Na visão de vários membros (G/SPS/GEN/932/Rev.1), as principais entidades que impõem padrões privados são varejistas – supermercados e hipermercados como Marks and Spencer”s, Carrefour, Metro, Primus Labs, Tesco e Wal-Mart. Esses padrões contemplam várias condições/requisitos que extrapolam as medidas SPS, incluindo exigências ambientais e sociais.

Por serem criados por grupos externos ao governo, os padrões privados reforçam a tese de que o conceito deve envolver a expressão “entidade não governamental”. Na realidade, a discussão implícita é: os membros são responsáveis por fazer com que atores não governamentais que criam padrões e exigências, ora pautadas por regras, ora além destas, sigam os Acordos da OMC?

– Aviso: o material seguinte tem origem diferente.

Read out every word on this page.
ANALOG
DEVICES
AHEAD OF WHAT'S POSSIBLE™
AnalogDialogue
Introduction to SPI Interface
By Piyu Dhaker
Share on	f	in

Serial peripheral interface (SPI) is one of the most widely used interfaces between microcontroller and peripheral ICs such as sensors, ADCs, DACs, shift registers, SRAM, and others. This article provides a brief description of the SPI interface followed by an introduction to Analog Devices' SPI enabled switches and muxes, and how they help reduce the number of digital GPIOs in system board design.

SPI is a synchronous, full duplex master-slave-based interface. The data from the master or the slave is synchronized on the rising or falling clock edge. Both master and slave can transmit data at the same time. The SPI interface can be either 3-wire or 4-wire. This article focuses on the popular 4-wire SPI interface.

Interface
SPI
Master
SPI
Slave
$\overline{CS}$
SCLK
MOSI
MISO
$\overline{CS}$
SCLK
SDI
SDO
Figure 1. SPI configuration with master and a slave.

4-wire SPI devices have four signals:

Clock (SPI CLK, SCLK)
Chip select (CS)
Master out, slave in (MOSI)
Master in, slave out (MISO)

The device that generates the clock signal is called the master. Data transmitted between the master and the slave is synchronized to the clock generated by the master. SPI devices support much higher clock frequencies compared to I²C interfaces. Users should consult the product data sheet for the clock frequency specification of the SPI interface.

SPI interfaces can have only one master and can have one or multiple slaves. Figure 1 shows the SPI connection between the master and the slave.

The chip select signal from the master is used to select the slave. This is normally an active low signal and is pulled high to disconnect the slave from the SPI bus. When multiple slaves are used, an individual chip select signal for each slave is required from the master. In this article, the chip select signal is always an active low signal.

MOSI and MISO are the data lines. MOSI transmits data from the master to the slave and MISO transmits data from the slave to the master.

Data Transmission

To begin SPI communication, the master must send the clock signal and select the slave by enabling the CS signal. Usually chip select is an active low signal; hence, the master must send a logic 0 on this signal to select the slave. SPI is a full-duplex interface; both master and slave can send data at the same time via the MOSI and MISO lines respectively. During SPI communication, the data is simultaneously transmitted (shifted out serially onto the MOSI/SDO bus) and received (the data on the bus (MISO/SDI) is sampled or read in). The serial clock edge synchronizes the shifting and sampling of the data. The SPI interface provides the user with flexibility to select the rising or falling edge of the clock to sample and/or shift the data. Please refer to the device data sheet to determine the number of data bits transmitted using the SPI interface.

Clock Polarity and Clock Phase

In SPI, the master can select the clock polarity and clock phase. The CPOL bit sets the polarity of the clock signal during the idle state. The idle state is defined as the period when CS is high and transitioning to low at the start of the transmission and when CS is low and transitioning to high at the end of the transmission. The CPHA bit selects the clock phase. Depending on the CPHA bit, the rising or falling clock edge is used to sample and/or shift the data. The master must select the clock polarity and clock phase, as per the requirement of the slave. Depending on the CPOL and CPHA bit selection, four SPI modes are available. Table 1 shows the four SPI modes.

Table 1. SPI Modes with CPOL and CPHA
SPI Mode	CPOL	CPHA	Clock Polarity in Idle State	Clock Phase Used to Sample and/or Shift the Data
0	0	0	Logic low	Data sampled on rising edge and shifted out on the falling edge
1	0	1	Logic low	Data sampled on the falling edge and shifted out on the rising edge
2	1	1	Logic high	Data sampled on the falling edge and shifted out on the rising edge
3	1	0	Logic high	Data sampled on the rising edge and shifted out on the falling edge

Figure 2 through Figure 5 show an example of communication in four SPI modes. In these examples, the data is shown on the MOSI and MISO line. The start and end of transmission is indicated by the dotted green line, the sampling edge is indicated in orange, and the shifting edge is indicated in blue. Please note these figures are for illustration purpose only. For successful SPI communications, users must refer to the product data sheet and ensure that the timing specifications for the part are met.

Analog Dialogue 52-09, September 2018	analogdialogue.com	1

Quando o Artigo 13 usa a expressão “entidades não governamentais”, refere-se às diversas iniciativas de criação de padrões aplicados no comércio internacional que fogem ao escopo de atores estatais. Para citar apenas algumas: European Food Sustainable Consumption and Production (SCP) Round Table; Consumer Goods Forum; Better Cotton Initiative – BCI; 4C Association; Round Table on Responsible Soy Association; Roundtable on Sustainable Biomaterials – RSB; UTZ Certified; e BRC Global Standards – Food.

Uma busca realizada no Standards Map, do Centro Internacional do Comércio (ITC, sigla em inglês), sobre padrões relacionados a produtos agrícolas para o Brasil[4] aponta a existência de 55 padrões que tratam de comércio justo, biodiversidade, boas práticas agrícolas, produção orgânica, questões sociais, entre inúmeras outras agendas.

O caso dos biocombustíveis na UE é um paradigma para essa discussão. De acordo com a Diretiva 2008/28/CE, que estabelece padrões de sustentabilidade, um exportador brasileiro que pretenda vender etanol para a UE precisa comprovar que cumpre os requisitos ambientais, o que pode ser feito pela celebração de um acordo bilateral entre UE e Brasil. No entanto, a UE reconhece a equivalência entre os esquemas voluntários e seus requisitos em, ao menos, 13 diferentes regimes:

i) International Sustainability and Carbon Certification (ISCC)

ii) Bonsucro EU

iii) Round Table on Responsible Soy EU RED (RTRS EU RED)

iv) Roundtable of Sustainable Biofuels EU RED (RSB EU RED)

v) Biomass Biofuels voluntary scheme (2BSvs)

vi) Abengoa RED Bioenergy Sustainability Assurance (RBSA)

vii) Greenergy Brazilian Bioethanol verification programme (Greenergy)

viii) Ensus voluntary scheme under RED for Ensus bioethanol production

ix) Red Tractor Farm Assurance Combinable Crops & Sugar Beet Scheme (Red Tractor)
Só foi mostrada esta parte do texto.